The “magisterium of the pope and the bishops in communion with him,” the pope writes, “ensures our contact with the primordial source and thus provides the certainty of attaining to the word of Christ in all its integrity.”
Yet faith in its fullness is more than doctrine, Pope Francis writes; it is “the new light born of an encounter with the true God, a light which touches us at the core of our being and engages our minds, wills and emotions, opening us to relationships lived in communion.”
Thus the primary means of transmitting faith is not a book or a homily, but the sacraments, especially baptism and the Eucharist, which “communicate an incarnate memory, linked to the times and places of our lives, linked to all our senses; in them the whole person is engaged as a member of a living subject and part of a network of communitarian relationships.”

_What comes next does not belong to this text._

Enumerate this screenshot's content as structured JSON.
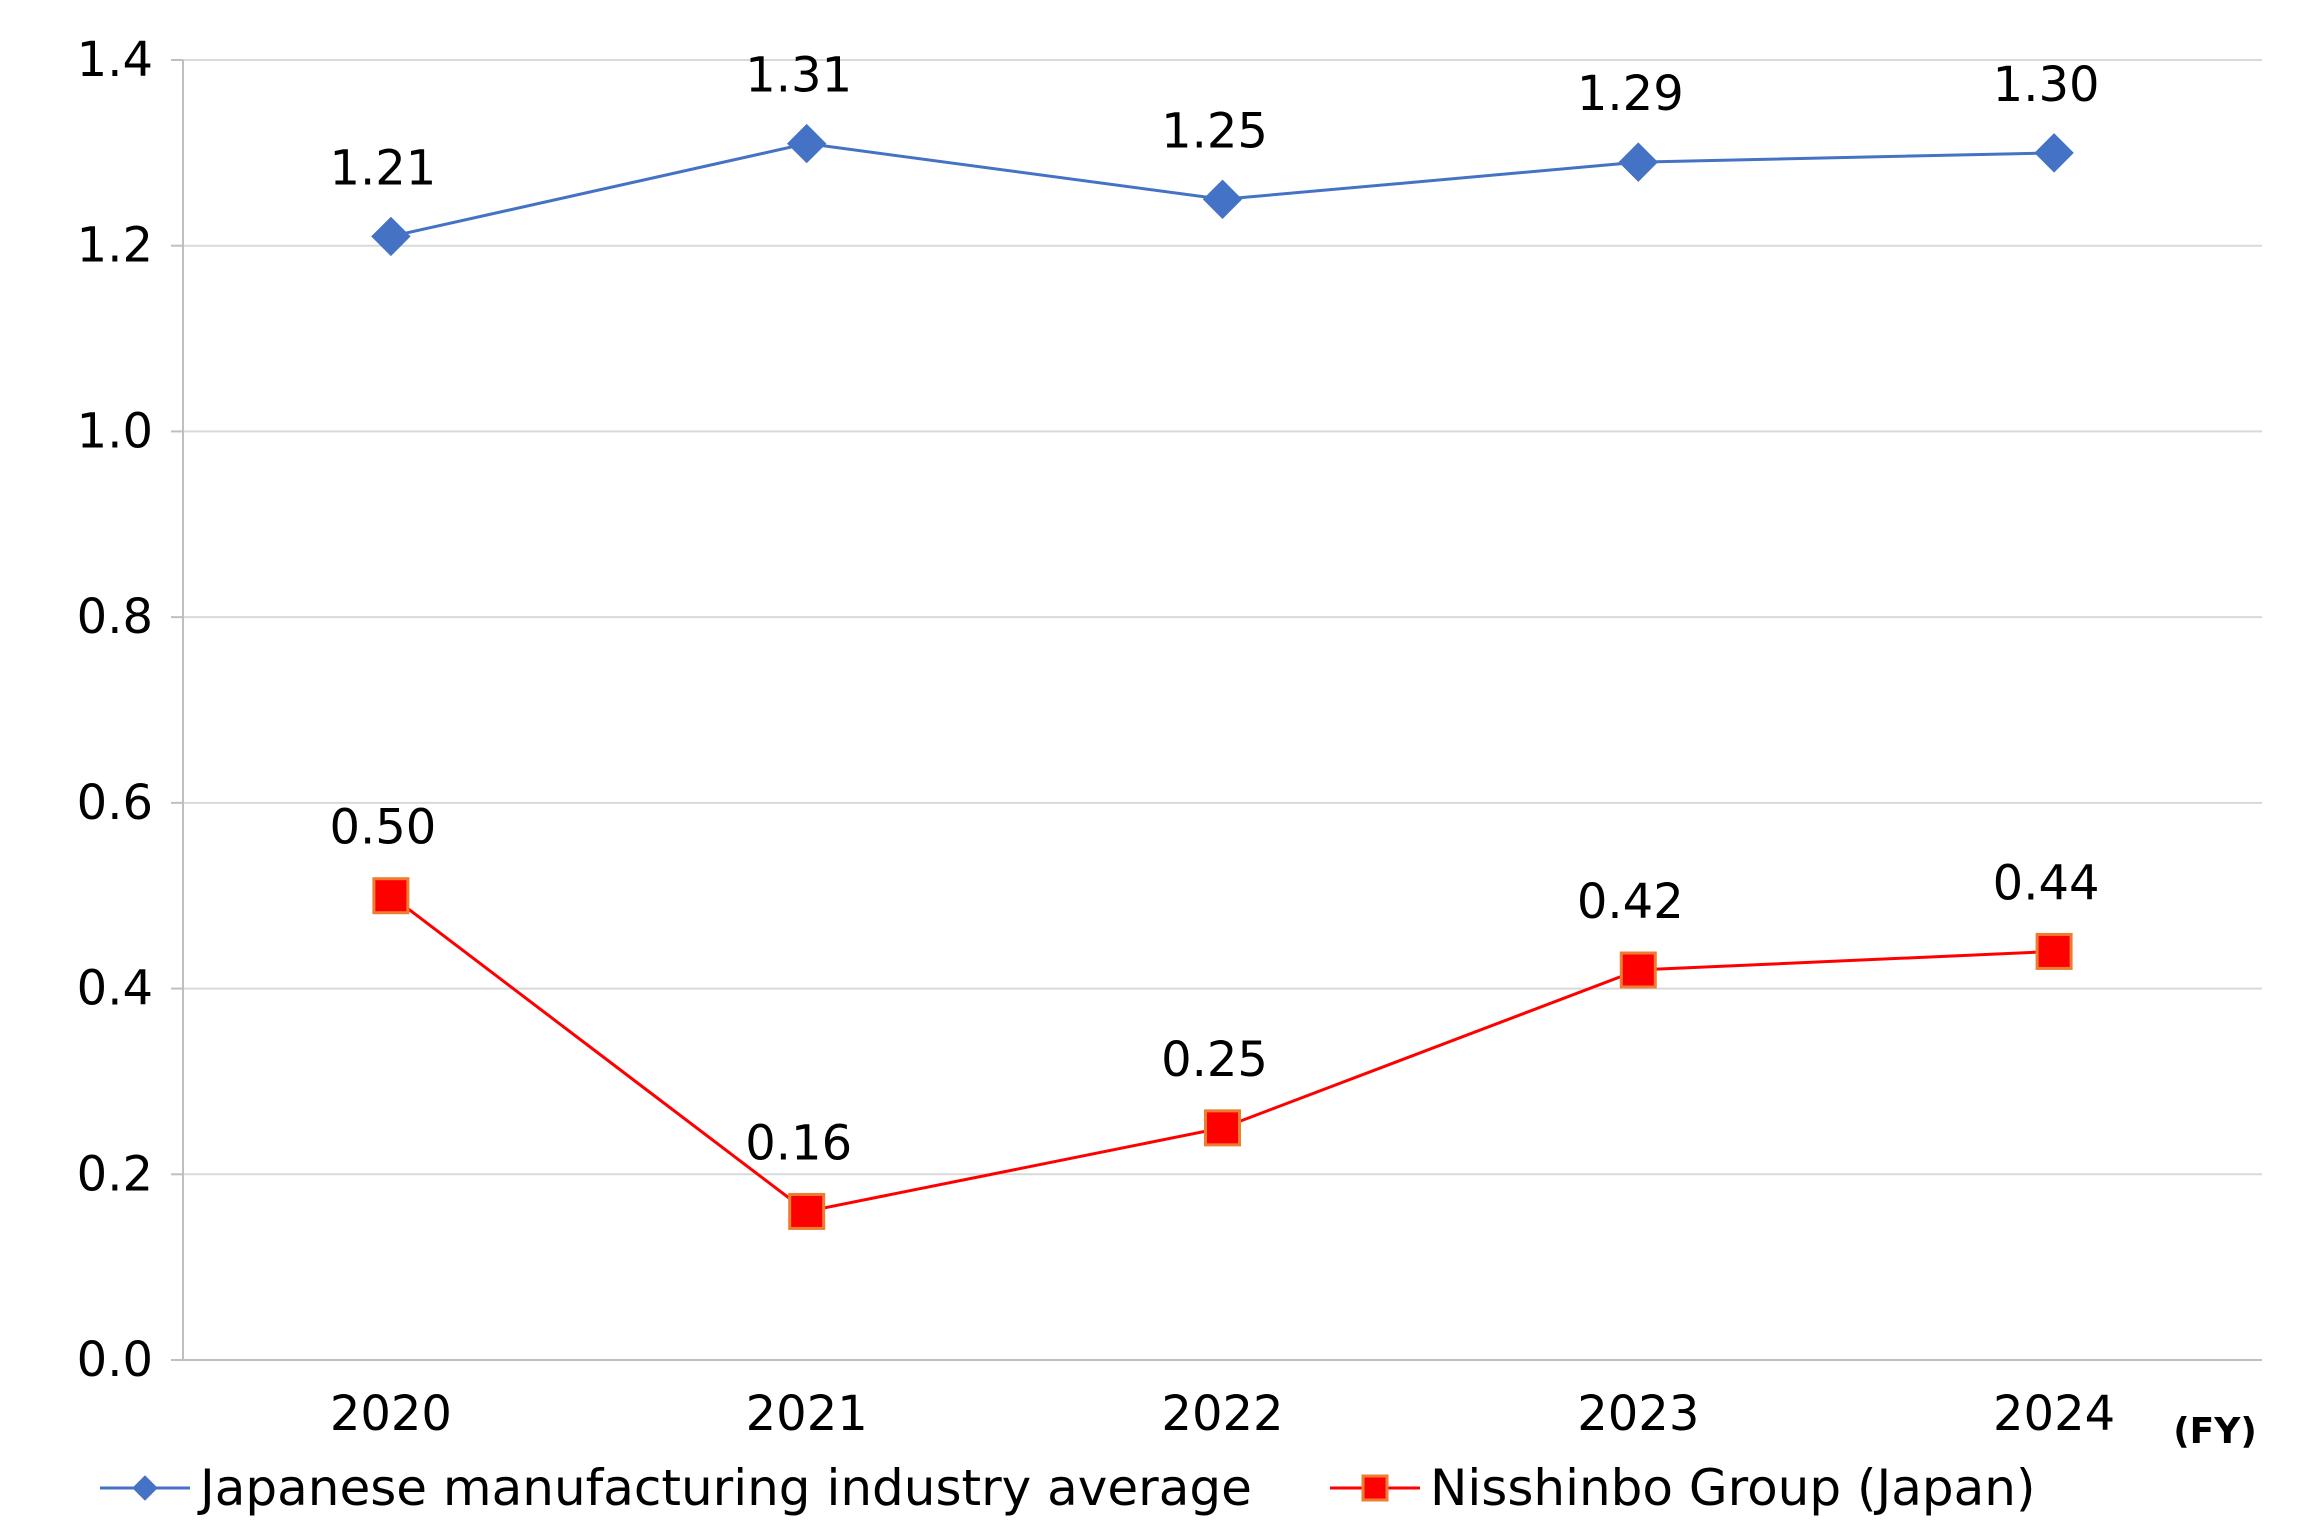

The belief that the “Son of God took on our flesh” and “entered our human history” also leads Christians “to live our lives in this world with ever greater commitment and intensity,” the pope writes, arguing that faith inspires both the use of human reason and pursuit of the common good.

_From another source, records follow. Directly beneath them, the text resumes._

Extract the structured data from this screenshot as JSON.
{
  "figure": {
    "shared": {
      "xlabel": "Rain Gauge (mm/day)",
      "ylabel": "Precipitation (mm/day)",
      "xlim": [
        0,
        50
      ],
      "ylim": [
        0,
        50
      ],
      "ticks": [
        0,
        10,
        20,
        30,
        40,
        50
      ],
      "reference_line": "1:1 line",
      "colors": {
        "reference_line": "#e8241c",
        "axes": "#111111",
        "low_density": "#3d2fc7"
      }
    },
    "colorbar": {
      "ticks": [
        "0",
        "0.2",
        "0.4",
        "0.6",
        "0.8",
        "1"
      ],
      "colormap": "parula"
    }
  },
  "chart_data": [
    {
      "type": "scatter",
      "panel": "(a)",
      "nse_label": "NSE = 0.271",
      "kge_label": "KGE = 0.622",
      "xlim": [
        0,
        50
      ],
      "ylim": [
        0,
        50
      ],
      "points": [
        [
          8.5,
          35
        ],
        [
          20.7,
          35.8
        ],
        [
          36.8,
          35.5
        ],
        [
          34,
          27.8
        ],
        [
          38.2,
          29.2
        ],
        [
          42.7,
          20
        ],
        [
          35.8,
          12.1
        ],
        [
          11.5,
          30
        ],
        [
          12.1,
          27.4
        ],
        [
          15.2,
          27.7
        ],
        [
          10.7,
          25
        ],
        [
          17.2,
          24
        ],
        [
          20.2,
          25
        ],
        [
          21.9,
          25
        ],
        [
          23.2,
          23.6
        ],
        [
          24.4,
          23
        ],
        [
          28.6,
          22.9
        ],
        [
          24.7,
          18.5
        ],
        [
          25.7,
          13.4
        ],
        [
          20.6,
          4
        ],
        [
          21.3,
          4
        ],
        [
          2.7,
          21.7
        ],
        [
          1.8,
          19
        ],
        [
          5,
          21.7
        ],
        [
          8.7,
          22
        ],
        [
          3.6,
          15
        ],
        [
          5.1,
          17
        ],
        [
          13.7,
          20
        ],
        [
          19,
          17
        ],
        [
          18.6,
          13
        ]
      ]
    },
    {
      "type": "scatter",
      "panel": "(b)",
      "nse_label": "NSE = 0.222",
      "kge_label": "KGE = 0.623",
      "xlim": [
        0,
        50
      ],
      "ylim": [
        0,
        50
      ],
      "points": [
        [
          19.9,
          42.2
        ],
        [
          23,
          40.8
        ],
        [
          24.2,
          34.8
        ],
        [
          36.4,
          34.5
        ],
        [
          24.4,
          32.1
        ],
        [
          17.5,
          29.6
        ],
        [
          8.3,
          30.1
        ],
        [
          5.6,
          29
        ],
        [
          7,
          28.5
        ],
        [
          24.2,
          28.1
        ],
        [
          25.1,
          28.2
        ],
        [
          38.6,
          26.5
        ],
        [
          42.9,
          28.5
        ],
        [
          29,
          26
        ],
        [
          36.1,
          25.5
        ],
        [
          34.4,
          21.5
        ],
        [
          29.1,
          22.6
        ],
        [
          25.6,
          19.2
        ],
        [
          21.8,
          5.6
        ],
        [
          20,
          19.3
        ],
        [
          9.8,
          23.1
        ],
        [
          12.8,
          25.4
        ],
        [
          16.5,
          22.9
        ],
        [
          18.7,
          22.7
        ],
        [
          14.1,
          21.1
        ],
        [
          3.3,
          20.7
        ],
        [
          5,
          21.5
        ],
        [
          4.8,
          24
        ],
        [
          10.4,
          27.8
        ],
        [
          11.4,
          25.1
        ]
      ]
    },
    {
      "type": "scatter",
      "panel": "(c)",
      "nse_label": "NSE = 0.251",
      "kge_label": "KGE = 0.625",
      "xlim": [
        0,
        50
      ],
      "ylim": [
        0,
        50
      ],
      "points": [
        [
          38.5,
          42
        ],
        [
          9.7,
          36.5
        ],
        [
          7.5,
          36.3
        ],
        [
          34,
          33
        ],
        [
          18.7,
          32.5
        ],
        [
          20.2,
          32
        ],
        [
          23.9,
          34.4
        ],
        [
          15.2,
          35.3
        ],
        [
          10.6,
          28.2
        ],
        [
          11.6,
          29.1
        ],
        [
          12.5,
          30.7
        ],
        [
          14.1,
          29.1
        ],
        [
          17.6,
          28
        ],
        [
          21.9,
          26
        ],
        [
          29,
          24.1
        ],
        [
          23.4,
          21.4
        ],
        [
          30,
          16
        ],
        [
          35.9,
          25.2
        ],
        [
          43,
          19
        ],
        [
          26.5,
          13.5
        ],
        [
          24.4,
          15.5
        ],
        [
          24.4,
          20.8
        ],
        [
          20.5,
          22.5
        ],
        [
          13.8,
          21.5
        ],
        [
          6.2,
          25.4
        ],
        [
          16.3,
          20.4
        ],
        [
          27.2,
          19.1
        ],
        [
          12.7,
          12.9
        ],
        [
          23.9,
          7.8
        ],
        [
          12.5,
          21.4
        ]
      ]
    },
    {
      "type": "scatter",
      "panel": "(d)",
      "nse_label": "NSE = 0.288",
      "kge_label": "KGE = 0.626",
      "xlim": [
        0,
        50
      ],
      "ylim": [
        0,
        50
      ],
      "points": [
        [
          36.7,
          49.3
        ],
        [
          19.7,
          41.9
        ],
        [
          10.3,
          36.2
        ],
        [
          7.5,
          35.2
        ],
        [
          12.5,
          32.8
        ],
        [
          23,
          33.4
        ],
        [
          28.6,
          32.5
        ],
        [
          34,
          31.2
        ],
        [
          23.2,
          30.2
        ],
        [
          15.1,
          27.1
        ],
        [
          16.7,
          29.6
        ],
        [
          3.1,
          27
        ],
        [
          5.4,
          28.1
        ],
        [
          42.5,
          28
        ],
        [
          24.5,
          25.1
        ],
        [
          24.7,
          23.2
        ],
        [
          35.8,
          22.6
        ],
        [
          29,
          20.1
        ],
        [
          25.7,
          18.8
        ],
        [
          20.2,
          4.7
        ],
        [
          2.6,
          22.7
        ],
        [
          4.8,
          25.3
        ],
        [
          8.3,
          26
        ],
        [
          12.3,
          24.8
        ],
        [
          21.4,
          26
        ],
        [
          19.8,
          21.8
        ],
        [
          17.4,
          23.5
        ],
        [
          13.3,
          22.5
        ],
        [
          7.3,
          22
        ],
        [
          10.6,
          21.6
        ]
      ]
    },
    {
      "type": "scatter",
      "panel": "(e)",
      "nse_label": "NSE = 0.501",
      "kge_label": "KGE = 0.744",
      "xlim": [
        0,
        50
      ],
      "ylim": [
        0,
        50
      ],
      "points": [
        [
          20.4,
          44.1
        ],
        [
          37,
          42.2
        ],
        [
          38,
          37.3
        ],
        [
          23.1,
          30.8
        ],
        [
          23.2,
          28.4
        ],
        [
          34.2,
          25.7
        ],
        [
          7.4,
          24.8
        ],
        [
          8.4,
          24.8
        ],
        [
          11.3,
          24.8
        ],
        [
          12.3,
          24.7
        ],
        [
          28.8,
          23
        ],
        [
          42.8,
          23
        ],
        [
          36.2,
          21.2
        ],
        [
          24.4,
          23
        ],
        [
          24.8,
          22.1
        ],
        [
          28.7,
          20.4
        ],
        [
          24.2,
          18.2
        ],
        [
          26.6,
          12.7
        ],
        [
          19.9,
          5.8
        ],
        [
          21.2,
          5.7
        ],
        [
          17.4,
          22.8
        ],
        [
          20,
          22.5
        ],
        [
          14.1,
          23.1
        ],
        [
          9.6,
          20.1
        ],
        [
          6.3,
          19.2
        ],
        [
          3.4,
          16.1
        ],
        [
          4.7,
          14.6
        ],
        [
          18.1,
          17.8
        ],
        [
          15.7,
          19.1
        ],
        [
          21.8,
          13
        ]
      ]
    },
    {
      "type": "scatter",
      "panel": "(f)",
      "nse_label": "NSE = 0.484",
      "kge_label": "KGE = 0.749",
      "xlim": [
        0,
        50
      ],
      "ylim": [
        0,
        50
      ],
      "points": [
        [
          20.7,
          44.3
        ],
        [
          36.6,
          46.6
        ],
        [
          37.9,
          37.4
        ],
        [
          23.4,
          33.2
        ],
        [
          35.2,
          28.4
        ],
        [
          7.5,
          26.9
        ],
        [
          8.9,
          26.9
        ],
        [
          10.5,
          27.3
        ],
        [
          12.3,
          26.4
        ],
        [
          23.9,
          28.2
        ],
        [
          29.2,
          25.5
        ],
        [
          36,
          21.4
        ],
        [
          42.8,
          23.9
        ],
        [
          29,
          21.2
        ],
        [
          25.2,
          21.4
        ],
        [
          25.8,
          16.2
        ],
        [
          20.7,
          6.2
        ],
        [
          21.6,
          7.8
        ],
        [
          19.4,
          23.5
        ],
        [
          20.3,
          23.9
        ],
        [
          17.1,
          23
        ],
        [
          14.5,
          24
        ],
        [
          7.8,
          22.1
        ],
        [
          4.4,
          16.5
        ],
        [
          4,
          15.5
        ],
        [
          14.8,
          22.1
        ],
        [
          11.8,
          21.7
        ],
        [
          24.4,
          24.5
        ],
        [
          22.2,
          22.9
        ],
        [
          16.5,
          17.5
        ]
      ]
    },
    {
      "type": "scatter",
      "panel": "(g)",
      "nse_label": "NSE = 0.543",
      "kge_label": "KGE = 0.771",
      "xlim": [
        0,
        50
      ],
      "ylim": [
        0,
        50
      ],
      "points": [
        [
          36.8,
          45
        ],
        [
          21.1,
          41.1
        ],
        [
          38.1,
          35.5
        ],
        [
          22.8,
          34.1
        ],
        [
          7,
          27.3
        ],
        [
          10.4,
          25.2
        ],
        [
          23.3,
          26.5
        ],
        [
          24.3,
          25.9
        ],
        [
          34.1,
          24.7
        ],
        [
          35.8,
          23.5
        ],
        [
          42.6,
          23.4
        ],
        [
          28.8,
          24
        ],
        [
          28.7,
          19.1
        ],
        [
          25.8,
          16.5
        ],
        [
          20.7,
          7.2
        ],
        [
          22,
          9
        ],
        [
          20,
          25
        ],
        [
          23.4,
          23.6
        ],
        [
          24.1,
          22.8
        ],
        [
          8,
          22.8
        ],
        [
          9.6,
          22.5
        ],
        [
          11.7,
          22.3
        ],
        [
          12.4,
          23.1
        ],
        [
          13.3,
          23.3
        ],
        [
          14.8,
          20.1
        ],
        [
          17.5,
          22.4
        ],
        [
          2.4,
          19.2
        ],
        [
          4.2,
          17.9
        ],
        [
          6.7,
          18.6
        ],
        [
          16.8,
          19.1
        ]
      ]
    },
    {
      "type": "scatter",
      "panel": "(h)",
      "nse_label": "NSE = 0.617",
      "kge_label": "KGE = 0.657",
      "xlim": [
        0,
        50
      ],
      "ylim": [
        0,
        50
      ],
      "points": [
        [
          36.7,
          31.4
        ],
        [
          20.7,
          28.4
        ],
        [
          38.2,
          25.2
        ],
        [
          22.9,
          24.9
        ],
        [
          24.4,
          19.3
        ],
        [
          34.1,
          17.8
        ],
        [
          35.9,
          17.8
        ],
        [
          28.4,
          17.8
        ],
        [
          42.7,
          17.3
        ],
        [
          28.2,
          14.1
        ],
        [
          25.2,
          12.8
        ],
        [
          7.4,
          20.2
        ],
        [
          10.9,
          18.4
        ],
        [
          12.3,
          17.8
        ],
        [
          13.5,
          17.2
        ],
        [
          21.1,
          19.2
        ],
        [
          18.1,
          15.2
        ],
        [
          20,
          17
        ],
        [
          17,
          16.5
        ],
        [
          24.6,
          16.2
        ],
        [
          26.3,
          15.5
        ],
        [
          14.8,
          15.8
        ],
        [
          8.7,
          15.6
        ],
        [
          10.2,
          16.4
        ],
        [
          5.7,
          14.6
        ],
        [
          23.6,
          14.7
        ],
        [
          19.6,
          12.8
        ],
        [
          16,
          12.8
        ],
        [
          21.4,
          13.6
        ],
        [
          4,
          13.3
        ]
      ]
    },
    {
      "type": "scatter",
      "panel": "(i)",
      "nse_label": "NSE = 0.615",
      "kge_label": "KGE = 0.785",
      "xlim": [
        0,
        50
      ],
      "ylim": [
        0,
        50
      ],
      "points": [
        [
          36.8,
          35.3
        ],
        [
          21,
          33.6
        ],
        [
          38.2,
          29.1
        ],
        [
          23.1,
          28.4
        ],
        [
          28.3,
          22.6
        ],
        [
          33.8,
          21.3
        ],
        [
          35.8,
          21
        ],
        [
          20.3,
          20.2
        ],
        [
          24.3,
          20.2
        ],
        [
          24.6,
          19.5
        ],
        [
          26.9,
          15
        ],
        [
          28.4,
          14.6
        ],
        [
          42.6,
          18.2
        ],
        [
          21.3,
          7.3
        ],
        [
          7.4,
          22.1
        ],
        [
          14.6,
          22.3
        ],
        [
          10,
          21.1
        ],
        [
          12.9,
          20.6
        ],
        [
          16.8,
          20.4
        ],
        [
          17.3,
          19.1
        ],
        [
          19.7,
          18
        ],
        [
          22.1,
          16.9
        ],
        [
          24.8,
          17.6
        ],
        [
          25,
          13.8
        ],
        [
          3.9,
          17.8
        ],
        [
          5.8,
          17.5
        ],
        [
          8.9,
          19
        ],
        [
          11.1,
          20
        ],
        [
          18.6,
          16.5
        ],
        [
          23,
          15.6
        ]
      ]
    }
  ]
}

For faith, Pope Francis writes, truth is not attainable through autonomous reason alone but requires love, a “relational way of viewing the world, which then becomes a form of shared knowledge, vision through the eyes of another and a shared vision of all that exists.”
By affirming the “inherent order” and harmony of the material world, and “by stimulating wonder before the profound mystery of creation,” Christian faith encourages scientific research, while dispelling the philosophical relativism that has produced a “crisis of truth in our age.”
Faith also inspires respect for the natural environment, by allowing believers to “discern in it a grammar written by the hand of God and a dwelling place entrusted to our protection and care.”
According to Pope Francis, faith has proven itself essential to the promotion of “justice, law and peace,” by contrast with failed modern ideologies that also claimed those goals.
“Modernity sought to build a universal brotherhood based on equality,” he writes, “yet we gradually came to realize that this brotherhood, lacking a common reference to a common father as its ultimate foundation, cannot endure.
“We need to return to the true basis of brotherhood,” the pope writes. “Faith teaches us to see that every man and woman represents a blessing for me, that the light of God’s face shines on me through the faces of my brothers and sisters.”